И вот, собравшись с духом, призвав на помощь все свои силы, он начал так:

— Господин консул, два месяца тому назад, — говорил он немного дрогнувшим, растроганным и взволнованным голосом, — я имел честь просить у вас руки вашей дочери. Вы тогда были столь добры, что изъявили согласие отдать мне ее, если только я удостоюсь получить согласие самой мадемуазель Гертруды. Теперь я полагаю, что дочь ваша имела случай узнать меня ближе, чем тогда. Мы прожили одной общей жизнью, под одной кровлей, целых два месяца, вместе переживя самые трудные, самые страшные минуты, когда характеры людей проявляются с наибольшей яркостью и когда лучше всего можно судить о человеке. И вот, в моменты этих тяжелых испытаний, я имел случай убедиться и понять, что ее мужество, ее ум, ее чуткое, доброе сердце и, кстати, позвольте мне еще прибавить, — ее милое обхождение и характер, намного превышает ту меру в какой я приписывал ей все эти качества, предугадывая их в ней до того времени. Теперь позвольте мне, в свою очередь, спросить, какого рода оценку успела пять мне за это время ваша дочь и смею ли я надеяться, чтоо мадемуазель Гертруда когда-либо скрепит своим согласием ваше обещание?

— Если бы вы, дорогой мой Моони, спросили у меня об этом раньше, — ласково и любовно ответил господин Керсэн, — то знали бы уже то, что я могу сказать вам, а именно, что дочь моя Гертруда настолько же любит вас, насколько удивляется и восхищается вами. Она вместе со мной полагает, что вы будете лучшим из мужей, как теперь вы — отважнейший, благороднейший и честнейший из людей! — растроганно закончил старик. Затем, взяв руку своей дочери, господин Керсэн вложил ее в руку Норбера Моони и нежно прижал их обоих к своей груди.

ГЛАВА XVIII. В Париже

После вышеописанных событий прошло уже около года. На дворе стоял февраль, и на улицах Парижа уже стали зажигать газовые рожки, когда маленькая двухместная карета подкатила к подъезду красивого, внушительного вида дома на улице Обсерватории. В карете сидел наш старый знакомый, господин доктор Бриэ. Он проворно вбежал по теплой, ярко освещенной лестнице на второй этаж и на площадке был встречен лакеем, приветствовавшим его особенно радушным, почти дружеским «Здравствуйте, господин доктор!». Слуга этот, настолько корректный лакей, каким только может стать бывший алжирский стрелок, был не кто иной, как Виржиль, но Виржиль новейшего образца, в черном суконном рединготе и без своей возлюбленной фески.

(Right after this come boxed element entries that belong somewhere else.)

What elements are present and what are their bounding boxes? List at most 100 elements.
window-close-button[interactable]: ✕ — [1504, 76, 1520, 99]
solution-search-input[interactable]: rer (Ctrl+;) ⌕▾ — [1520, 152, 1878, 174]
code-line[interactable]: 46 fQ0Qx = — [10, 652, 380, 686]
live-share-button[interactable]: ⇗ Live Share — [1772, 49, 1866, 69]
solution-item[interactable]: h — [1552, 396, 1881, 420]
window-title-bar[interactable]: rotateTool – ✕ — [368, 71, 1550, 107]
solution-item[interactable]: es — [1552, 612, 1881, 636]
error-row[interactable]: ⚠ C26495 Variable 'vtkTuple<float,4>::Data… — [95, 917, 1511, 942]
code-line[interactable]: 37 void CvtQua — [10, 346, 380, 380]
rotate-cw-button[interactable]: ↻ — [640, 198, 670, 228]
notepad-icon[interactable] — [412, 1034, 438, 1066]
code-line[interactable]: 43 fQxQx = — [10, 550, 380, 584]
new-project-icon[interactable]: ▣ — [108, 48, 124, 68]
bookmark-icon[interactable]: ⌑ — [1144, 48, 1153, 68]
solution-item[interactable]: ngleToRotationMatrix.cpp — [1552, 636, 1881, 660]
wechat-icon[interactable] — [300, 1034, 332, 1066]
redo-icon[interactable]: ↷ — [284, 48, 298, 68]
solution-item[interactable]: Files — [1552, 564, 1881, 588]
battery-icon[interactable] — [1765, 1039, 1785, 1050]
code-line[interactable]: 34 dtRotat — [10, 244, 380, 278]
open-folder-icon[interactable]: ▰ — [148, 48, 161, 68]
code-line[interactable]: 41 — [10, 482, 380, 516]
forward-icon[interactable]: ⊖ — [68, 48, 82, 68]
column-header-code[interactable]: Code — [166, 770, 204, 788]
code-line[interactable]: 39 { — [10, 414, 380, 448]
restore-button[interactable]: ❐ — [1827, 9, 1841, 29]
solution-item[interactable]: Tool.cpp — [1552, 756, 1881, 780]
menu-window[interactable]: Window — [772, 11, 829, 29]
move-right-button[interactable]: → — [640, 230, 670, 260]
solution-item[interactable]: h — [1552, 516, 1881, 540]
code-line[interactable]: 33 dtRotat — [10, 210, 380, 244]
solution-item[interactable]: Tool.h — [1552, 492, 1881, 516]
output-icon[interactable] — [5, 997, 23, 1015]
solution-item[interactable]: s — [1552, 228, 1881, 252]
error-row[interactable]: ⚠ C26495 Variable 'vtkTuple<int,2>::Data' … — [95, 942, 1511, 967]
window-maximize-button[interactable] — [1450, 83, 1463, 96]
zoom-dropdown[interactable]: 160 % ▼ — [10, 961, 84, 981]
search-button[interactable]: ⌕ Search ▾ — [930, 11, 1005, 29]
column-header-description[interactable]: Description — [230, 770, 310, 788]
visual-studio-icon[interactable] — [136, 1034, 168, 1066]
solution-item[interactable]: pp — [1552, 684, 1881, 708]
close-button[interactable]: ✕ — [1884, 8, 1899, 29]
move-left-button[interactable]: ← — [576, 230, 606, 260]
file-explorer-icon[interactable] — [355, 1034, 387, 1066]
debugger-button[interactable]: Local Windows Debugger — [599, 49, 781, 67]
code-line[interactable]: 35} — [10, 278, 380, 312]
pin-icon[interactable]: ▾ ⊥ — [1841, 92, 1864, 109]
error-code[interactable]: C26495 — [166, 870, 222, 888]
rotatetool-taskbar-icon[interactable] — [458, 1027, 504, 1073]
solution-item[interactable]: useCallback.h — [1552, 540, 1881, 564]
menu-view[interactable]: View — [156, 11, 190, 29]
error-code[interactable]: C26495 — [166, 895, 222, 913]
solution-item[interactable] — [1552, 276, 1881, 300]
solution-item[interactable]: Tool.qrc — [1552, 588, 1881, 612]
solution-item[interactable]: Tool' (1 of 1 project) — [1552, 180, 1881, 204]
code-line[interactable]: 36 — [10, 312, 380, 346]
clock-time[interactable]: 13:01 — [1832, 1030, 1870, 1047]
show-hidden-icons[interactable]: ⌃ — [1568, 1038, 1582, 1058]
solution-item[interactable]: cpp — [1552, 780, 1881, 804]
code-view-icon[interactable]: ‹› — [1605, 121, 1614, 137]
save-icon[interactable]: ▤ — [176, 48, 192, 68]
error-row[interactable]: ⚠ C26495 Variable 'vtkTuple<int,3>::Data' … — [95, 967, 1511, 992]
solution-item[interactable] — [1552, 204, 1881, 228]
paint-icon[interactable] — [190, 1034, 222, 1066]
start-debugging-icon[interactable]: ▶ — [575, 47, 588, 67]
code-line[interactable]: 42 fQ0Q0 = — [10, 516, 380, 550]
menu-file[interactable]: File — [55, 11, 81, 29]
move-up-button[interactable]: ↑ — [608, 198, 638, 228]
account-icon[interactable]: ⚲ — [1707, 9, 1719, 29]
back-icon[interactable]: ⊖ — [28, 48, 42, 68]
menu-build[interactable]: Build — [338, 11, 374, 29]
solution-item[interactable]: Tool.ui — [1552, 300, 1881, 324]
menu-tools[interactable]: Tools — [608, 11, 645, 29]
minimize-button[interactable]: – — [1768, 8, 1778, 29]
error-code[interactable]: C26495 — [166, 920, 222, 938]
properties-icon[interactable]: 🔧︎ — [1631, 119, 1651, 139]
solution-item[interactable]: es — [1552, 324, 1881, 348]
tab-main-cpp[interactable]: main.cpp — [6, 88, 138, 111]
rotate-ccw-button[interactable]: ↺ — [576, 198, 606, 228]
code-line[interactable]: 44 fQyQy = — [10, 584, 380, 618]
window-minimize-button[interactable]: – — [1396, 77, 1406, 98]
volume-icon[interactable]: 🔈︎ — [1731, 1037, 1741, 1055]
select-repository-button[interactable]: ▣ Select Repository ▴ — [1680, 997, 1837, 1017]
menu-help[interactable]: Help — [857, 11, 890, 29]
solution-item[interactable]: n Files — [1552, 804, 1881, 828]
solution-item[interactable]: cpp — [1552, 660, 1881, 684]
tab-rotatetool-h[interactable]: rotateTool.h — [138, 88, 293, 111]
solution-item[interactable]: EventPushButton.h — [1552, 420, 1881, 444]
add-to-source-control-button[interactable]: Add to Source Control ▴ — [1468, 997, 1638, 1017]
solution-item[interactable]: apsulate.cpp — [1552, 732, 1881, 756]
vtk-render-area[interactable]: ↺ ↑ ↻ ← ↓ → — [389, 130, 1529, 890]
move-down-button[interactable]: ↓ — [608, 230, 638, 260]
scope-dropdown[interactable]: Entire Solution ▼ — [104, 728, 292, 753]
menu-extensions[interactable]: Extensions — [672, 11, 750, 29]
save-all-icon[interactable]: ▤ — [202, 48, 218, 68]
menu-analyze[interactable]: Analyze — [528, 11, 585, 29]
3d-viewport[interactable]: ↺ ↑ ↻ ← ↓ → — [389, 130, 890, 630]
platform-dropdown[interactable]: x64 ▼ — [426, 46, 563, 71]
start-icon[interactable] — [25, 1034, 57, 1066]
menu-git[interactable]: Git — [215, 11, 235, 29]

— Все собрались здесь! — проговорил Виржиль, вводя доктора в элегантный, изящный салон, где господин Керсэн, сидя у камина в удобном и покойном кресле, читал газету, а тут же рядом, у стола, сидела госпожа Моони с работой и что-то вышивала при свете лампы под большим шелковым абажуром, а муж ее, сидя возле нее, мечтал о чем-то.

— Знаете ли, друзья мои, что они осмеливаются утверждать? — воскликнул доктор, влетая как бомба в комнату и даже не здороваясь ни с кем в пылу негодования. — Нет, знаете ли, что они смеют утверждать! Что мой лунный папирус не что иное, как простой эфиопский папирус!.. А? Каково?!

— А кто же это утверждает? — спросили хором Гертруда и ее муж.

— Да наша Академия, черт возьми!.. Оказывается что древние эфиопские цари имели обыкновение заставлять писать свои декреты на амиантовых (асбестовых) листах, и что еще особенно любопытно — употребляли для изложения своих мыслей те же идеографические изображения, какие мы видим на моем Лунном папирусе. Все они видят в этом такого рода совпадения, которые совершенно решают вопрос о происхождении моего папируса в смысле самого обыкновенного древнеэфиопского манускрипта. А в таком случае я оказываюсь на волос от роли лгуна и обманщика, если утверждаю, что привез с собою этот папирус с Луны!

— Ах, дядя, а мы-то! — воскликнула Гертруда, — неужели вы думаете, что к нам относятся лучше! Наши астрономы имеют наглость опровергать все записки и наблюдения Норбера под предлогом, что будто бы Обсерватория не могла не заметить и не знать о том, если бы Луна действительно дважды спускалась к зениту! А надо вам сказать, что в те дни, которые вполне совпадают с днями нисхождения Луны, небо повсюду было до того покрыто густыми облаками, что не было никакой возможности сделать никаких наблюдений. Эта чрезвычайная облачность нашей атмосферы объясняется только тем, что Луна приблизилась в это время к Земле. Кроме того, надо заметить, что именно дни нисхождения Луны к Земле были отмечены на всей поверхности земного шара совершенно исключительными бурями и необычайными приливами, каких никто не мог ни предвидеть, ни ожидать, и причины которых никто не может объяснить! Это ли не явное доказательство того, что эти бури и другие необычайные явления были вызваны приближением к нашей планете ее спутника?! Но нет, несмотря на все эти доказательства и подтверждения, никто не хочет допустить самого простого и естественного объяснения, какое мы с мужем даем им, и все упорно стоят на том, что наше путешествие на Луну не что иное, как простая выдумка!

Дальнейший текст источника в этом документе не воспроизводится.